The only recollection Eileen has of the last year are shadows and sensory echoes, memories of events that took place in the dark and presumably did not involve the man standing across from her. She would probably be more hurt by this revelation if she could remember the moments of intimacy she's shared with Gabriel rather than having to invent them using imagination alone. What she believes his hands feel like on her body is not how they do. Neither can she accurately envision what they might look like together, or how his voice sounds murmured against her ear and neck. These are things a different woman has experienced, and right now it's uncertain whether or not she's ever coming back.
She regards Gabriel with the same coolness, though — that feline poise she usually reserves for the presence of strangers. Never when they're alone, except for right now, and there are already so many things wrong with this moment that her frigidity hardly matters.
"Live forever or die with the ones you love," she says, dropping her hand from her face. "If given the choice, I think most people would pick what you did. We only pretend to be noble." The mask is back up, its cracks mended, sealed over with spackle, though faint outlines are still visible if he looks closely enough. "I don't like pretending, and I'm not stupid or self-righteous enough to make believe that caring more about one thing means you don't value the other."
It's a struggle to think of her as a stranger, no matter what Gabriel knows to be the truth, by her own words, posture, claims. What Sarisa and Autumn have already said. What he can see when he studies her closely. For all of that, the burden of the past year crushes out that intelligence, and it will only occur to him later to know that what he's said should hurt her more, and what she's saying is probably less weighted than how he hears it.
She was smarter at this when the tables were turned. He swallows. "Okay." Okay. Gabriel bends at the waist, snatches up his boots with hooked fingers, uncertain about whether wants he remain long enough to put them on. She would be stupid and self-righteous about it, if it were Eileen.
He goes to leave, one uncertain glance up and down, the same sort of stranger's look he had given her back on the boat.

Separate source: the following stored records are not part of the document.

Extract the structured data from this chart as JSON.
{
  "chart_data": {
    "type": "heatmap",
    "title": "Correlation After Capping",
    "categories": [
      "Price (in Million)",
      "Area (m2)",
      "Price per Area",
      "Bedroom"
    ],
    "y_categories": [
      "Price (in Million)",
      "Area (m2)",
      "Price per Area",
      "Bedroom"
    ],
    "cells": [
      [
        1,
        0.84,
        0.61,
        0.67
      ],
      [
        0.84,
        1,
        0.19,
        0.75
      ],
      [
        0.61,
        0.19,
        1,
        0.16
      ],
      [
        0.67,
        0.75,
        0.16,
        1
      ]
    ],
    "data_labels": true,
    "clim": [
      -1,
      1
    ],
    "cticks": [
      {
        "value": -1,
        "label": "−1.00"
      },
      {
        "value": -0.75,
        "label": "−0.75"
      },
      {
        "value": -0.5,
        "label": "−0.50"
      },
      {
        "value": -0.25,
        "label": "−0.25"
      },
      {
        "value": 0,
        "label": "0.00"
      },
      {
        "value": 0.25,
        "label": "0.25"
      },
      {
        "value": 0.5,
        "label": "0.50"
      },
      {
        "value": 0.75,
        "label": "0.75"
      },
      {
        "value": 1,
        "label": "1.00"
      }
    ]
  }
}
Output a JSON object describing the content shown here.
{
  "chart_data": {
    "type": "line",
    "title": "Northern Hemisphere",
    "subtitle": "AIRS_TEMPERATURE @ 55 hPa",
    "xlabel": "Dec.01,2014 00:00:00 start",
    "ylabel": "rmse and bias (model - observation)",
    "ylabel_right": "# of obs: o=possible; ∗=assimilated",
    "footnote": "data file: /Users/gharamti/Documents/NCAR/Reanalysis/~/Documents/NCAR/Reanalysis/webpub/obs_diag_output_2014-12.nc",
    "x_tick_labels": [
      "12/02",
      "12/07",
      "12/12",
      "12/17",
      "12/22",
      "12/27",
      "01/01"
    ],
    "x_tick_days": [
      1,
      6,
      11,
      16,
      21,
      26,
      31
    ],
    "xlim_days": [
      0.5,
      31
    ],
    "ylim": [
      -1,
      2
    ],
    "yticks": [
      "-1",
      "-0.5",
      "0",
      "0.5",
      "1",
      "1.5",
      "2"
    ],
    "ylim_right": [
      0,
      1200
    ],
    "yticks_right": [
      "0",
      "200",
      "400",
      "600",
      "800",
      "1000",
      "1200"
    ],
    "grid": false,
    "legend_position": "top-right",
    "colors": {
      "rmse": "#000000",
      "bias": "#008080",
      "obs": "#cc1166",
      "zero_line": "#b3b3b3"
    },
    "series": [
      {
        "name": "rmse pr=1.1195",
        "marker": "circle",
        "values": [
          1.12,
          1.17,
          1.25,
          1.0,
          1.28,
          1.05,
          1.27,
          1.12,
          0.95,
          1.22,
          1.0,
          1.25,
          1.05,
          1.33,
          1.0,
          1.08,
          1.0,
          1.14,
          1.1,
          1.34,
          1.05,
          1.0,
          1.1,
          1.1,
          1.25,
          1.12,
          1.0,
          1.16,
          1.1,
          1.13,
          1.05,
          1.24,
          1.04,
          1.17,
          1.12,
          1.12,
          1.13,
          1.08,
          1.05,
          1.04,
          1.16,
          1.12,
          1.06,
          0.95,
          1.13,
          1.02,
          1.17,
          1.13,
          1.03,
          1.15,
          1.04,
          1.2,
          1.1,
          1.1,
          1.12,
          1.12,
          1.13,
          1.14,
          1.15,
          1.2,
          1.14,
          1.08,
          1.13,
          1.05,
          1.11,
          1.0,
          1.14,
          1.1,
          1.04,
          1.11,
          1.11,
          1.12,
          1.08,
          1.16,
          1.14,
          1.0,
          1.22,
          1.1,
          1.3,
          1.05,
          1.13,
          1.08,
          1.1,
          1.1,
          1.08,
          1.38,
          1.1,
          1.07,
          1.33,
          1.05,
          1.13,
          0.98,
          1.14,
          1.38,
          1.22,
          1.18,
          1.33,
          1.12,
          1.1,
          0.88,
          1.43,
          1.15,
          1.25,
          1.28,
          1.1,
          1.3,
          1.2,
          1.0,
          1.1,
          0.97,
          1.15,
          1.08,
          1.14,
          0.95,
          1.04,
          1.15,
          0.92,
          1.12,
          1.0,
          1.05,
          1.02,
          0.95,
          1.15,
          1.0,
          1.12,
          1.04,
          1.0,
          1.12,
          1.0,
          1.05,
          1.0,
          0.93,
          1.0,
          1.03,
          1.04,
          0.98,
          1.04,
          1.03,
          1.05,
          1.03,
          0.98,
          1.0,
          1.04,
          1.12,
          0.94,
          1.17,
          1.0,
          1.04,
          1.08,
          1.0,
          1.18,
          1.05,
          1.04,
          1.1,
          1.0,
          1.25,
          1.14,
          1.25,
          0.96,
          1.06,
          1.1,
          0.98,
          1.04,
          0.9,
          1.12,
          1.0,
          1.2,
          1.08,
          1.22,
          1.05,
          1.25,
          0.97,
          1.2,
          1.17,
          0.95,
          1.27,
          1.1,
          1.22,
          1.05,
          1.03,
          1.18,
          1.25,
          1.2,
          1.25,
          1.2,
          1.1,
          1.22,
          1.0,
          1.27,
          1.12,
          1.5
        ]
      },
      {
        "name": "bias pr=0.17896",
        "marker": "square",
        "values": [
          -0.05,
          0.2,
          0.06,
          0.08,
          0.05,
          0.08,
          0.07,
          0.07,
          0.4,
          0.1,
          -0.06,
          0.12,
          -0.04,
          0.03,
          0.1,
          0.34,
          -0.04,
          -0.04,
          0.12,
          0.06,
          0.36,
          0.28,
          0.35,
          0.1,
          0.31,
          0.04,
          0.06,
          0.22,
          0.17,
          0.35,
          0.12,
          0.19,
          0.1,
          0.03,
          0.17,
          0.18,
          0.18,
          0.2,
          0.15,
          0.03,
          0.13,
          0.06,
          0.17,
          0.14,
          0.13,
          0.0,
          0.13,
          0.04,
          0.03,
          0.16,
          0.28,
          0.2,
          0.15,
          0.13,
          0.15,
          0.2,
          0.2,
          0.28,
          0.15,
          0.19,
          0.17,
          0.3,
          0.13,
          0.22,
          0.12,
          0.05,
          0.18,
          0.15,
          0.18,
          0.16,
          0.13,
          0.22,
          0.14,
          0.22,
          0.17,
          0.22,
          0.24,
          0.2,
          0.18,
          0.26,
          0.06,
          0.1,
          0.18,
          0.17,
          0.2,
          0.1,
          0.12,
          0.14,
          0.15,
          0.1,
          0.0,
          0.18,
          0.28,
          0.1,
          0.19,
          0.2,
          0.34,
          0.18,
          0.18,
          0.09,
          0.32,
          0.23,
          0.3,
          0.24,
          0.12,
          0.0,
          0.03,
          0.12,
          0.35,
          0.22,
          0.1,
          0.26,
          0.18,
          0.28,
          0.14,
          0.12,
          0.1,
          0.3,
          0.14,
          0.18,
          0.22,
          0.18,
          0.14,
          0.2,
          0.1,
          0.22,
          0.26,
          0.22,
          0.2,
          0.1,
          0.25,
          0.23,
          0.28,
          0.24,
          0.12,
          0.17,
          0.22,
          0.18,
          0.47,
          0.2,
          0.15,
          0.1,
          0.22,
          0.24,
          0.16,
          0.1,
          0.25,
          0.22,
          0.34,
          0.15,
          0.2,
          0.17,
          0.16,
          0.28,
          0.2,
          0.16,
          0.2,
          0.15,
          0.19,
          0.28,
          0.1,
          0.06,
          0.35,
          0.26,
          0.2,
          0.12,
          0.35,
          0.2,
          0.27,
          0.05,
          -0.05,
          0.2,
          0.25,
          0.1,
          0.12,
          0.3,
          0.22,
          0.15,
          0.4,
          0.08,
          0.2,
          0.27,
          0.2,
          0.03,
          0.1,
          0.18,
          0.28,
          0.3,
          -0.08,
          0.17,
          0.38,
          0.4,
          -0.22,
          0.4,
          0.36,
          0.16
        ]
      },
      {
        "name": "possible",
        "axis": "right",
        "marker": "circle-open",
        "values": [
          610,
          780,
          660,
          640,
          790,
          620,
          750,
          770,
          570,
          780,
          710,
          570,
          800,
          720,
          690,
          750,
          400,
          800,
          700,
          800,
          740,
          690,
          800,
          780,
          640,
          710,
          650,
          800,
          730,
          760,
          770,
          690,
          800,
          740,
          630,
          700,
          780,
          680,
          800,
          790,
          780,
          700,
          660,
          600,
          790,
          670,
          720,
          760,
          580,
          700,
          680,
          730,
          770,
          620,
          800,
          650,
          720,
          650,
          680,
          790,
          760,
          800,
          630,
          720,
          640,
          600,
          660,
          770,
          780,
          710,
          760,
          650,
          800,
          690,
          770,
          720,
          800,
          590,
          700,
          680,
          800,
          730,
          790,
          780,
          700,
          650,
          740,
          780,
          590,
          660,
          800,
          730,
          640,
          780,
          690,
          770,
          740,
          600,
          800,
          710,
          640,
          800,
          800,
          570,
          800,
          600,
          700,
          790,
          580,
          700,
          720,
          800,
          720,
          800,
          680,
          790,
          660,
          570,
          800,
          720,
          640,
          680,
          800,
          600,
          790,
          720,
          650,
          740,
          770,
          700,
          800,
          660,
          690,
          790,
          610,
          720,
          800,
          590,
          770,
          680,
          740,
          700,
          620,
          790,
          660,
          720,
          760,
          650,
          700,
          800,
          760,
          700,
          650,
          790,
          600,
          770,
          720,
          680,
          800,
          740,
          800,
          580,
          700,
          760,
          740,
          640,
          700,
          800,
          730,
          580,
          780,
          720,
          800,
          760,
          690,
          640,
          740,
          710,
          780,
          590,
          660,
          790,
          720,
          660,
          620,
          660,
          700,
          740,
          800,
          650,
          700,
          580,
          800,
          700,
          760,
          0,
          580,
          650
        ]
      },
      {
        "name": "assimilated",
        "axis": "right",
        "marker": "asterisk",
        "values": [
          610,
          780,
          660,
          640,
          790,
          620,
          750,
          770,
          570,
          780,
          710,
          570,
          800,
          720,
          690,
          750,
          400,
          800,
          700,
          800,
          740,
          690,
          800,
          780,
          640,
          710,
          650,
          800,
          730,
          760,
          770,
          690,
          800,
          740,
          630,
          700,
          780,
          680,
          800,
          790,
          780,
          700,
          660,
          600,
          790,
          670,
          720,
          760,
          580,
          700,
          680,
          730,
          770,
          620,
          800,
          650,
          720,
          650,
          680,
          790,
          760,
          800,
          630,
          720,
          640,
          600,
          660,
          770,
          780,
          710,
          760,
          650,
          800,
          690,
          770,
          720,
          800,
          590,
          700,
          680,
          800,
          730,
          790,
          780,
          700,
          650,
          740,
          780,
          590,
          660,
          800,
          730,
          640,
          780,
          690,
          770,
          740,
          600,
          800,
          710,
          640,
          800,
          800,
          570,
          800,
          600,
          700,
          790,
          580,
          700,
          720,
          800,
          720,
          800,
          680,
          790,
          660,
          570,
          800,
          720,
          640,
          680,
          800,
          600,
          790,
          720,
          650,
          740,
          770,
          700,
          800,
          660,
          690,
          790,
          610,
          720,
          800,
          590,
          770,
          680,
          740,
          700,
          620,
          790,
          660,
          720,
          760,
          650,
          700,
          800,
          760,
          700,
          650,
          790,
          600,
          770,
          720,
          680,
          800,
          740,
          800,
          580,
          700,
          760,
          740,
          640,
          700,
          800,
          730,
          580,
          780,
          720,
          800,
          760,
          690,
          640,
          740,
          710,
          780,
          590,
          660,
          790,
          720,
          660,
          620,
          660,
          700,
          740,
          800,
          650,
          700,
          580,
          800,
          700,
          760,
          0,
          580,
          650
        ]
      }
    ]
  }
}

As he's leaving, Eileen's Batangas knife cracks into existence between her fingers, blade out and flashing like the scales on the dorsal side of a tropical fish when it passes under a sliver-thin shaft of sunlight bleeding out from behind the cloud cover. The rain is falling heavier now, tickling leaves and spreading ripples across the stiller sections of the water's surface.
She's not watching him anymore. With a storm blowing in from the coast, miles and miles away, she's losing time to do what she came here to; whether or not he goes has dropped several rungs on the ladder representative of her concerns. So has modesty, as she peels her shirt over her head, drapes it over a boulder and uses the knife to cut the splint off her arm.
It's a quick motion. Calculated so as not to damage the materials any more than is necessary to liberate her wrist from it. They haven't yet reached the point where she's considered reusing syringes, but almost everything else is fair game.
"Okay," she echoes, her voice tainted by a faint something that would be easier for Gabriel to decipher if he was in possession of Huruma's ability or even Eileen's own.